Pension proposals produced very late

ANALYSIS: It was only at about 1am yesterday that trade union leaders received the proposals, writes Martin Wall

ANALYSIS:It was only at about 1am yesterday that trade union leaders received the proposals, writes Martin Wall

FOR THE last fortnight or so, trade union leaders had been aware that the Government was moving towards a pension levy for staff in the public service as an alternative to salary reductions in its effort to cut €2 billion from exchequer spending.

The Government’s intention had been widely flagged and even the general secretary of the Irish Congress of Trade Unions David Begg acknowledged that the final phase of talks would focus “inexorably” on pensions.

However, it was only at about 1am yesterday that trade union leaders received the full details of the Government’s proposals and alarm bells immediately started to ring.

READ MORE

Union leaders had earlier received a briefing from a senior official in the Department of Finance which was vague on specifics, but which had maintained that the lion’s share of the €2 billion cuts sought by the Government would have to come from the public sector pay bill.

On hearing the detailed proposals, the unions were unhappy at the scale of some of the proposed deductions and argued that low and middle-income earners – who make up the bulk of public sector staff – would be hit disproportionately.

However, revelations that the Government intended to include all forms of income – including some elements which are not currently considered reckonable for pensions – under the scope of the levy and that it planned to introduce special legislation within days added to the concern.

Informed sources said some union leaders feared that the measure could produce significant anomalies and could appear to members as very strongly resembling the pay cuts which the union movement had ruled out.

One senior union leader said yesterday that it had never been made clear before the early hours of yesterday that the Government intended to legislate immediately for the levy and that all income would come within its scope.

It is understood some unions pointed out that staff who worked limited hours and were currently not in the tax net would be forced to pay the new levy.

There was also unhappiness in some quarters at a signal from the Government that it was prepared to pay a 1 per cent outstanding rise due under benchmarking to relatively highly paid principal officers at a time when those in lower grades would see their take-home pay reduced.

There were also concerns that, due to the imminent deadline set by the Government, there would be no time to seek a reworking of the scheme in negotiations.

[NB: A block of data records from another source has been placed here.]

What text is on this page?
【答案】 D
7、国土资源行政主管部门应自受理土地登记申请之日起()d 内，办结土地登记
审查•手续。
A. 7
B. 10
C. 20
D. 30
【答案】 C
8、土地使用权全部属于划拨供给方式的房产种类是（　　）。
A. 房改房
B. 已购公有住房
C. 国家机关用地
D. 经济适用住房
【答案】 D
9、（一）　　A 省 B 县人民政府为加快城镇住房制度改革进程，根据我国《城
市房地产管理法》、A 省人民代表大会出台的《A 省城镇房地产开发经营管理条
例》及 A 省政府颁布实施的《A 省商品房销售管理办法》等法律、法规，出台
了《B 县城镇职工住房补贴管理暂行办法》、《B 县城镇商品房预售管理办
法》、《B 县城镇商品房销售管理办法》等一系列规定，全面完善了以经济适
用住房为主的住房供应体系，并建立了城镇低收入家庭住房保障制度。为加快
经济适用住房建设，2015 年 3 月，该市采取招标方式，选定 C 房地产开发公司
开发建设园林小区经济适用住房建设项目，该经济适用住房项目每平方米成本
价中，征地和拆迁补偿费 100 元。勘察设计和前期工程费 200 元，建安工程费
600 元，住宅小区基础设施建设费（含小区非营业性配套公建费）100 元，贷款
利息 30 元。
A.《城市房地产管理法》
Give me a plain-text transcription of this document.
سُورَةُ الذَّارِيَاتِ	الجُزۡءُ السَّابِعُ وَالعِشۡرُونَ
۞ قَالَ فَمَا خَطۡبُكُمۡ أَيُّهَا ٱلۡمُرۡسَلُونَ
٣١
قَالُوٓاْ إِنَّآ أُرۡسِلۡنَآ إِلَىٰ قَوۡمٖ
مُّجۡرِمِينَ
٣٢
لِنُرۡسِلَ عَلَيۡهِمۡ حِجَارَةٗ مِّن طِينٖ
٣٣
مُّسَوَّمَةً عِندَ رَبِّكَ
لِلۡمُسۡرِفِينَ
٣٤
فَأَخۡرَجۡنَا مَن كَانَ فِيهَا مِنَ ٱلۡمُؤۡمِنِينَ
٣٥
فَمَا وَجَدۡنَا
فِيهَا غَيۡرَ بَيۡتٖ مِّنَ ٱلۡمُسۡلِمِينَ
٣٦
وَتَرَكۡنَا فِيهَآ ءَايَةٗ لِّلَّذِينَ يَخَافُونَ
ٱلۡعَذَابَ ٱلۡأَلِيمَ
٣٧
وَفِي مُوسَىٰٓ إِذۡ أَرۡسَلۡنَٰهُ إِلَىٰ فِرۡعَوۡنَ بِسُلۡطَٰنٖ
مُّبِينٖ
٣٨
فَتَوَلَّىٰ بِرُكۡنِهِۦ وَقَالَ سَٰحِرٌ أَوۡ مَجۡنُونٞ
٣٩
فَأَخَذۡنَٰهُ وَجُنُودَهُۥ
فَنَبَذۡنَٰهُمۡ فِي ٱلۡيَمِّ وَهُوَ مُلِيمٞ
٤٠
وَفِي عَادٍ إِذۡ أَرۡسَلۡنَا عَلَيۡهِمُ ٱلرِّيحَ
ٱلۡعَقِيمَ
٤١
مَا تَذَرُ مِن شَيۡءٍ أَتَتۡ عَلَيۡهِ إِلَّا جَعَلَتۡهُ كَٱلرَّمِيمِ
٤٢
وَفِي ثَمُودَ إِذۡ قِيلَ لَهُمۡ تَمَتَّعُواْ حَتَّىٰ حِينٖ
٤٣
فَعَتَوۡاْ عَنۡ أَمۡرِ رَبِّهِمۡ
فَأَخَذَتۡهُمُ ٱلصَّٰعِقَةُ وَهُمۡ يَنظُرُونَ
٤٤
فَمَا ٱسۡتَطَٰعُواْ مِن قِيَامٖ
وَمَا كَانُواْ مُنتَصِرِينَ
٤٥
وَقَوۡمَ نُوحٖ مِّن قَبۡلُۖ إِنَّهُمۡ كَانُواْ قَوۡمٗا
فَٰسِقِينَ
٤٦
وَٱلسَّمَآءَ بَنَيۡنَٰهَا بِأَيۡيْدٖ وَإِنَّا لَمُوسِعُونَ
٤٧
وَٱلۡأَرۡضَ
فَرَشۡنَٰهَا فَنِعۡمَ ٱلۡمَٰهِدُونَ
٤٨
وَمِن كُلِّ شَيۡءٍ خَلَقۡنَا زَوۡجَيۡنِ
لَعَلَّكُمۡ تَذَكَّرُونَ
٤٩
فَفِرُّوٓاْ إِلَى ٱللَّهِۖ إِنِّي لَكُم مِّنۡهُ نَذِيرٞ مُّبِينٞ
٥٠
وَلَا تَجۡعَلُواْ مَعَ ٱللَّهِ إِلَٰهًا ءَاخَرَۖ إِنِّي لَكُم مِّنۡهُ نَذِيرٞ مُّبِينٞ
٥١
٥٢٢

There was also much concern that members could see themselves being presented with significant cuts in their take-home pay for which they were largely unprepared.

However, it was not just the levy but also the lack of any substantive progress on a range of other issues of union concern in regard to private sector pensions, mortgage protection and executive pay that ultimately led to the collapse of the process.

The glacial pace of the negotiations on the economic recovery programme – which led to the pension levy plans only emerging late on the final night – was partly due to the strategy for the talks adopted by the unions.

Initially, the Government signalled that it wanted to engage on its plans for €2 billion in spending cuts.

However, the agenda later expanded considerably to include a wide range of other issues.

Sources said that the Ictu executive had sought in the course of the process not to let the expenditure talks get too far ahead of the non-expenditure elements.

The unions had in effect divided up their resources for the talks with the public sector committee of the Ictu, with its chairman Peter McLoone and Dan Murphy of the Public Service Executive Union (PSEU) involved in talks on the expenditure cuts.

Other senior union leaders from the Ictu’s general purposes committee dealt with the other issues.

On the Government side, the secretary general of the Department of the Taoiseach, Dermot McCarthy, had a key role in the whole process.

Taoiseach Brian Cowen was in attendance at Government Buildings all day before finally leaving shortly after 4am on Tuesday just after the talks collapsed.

Tánaiste Mary Coughlan left at around 5am.

One source said that some of the non-expenditure areas such as pension protection – hugely important in the wake of the Waterford Crystal closure – were highly complex and that the slow pace in relation to these topics left the expenditure strand squeezed for time as the Government’s deadline approached.

Some sources said that while drafts had been discussed over recent days, position papers on the various issues emerged only on Monday evening.

The reason for the unions not seeking to deal with the €2 billion cuts immediately was that their overall strategy was to push the Government to indicate what other groups were going to contribute.

The unions were determined that the process could not be solely about public sector pay. They wanted to see “pain-sharing” across all sectors.

This was essentially a code for tax rises either through income tax or through a new form of property tax. The unions wanted tax changes to be introduced this year.

This led to the other areas such as executive remuneration, assistance for people with mortgage arrears and pension changes, coming into the frame.

In effect, the unions needed progress on the non-expenditure areas to make acceptance of the €2 billion in spending cuts more acceptable to staff.

Employers, for their part, wanted issues such as new supports for business and energy reforms to be considered as part of the talks.

The result of all this was that by the time the overall framework document for the process was completed, the process which started out as a move by the Government to engage on spending cuts began to resemble the agenda for an overall partnership deal but with a much tighter timeframe for negotiation.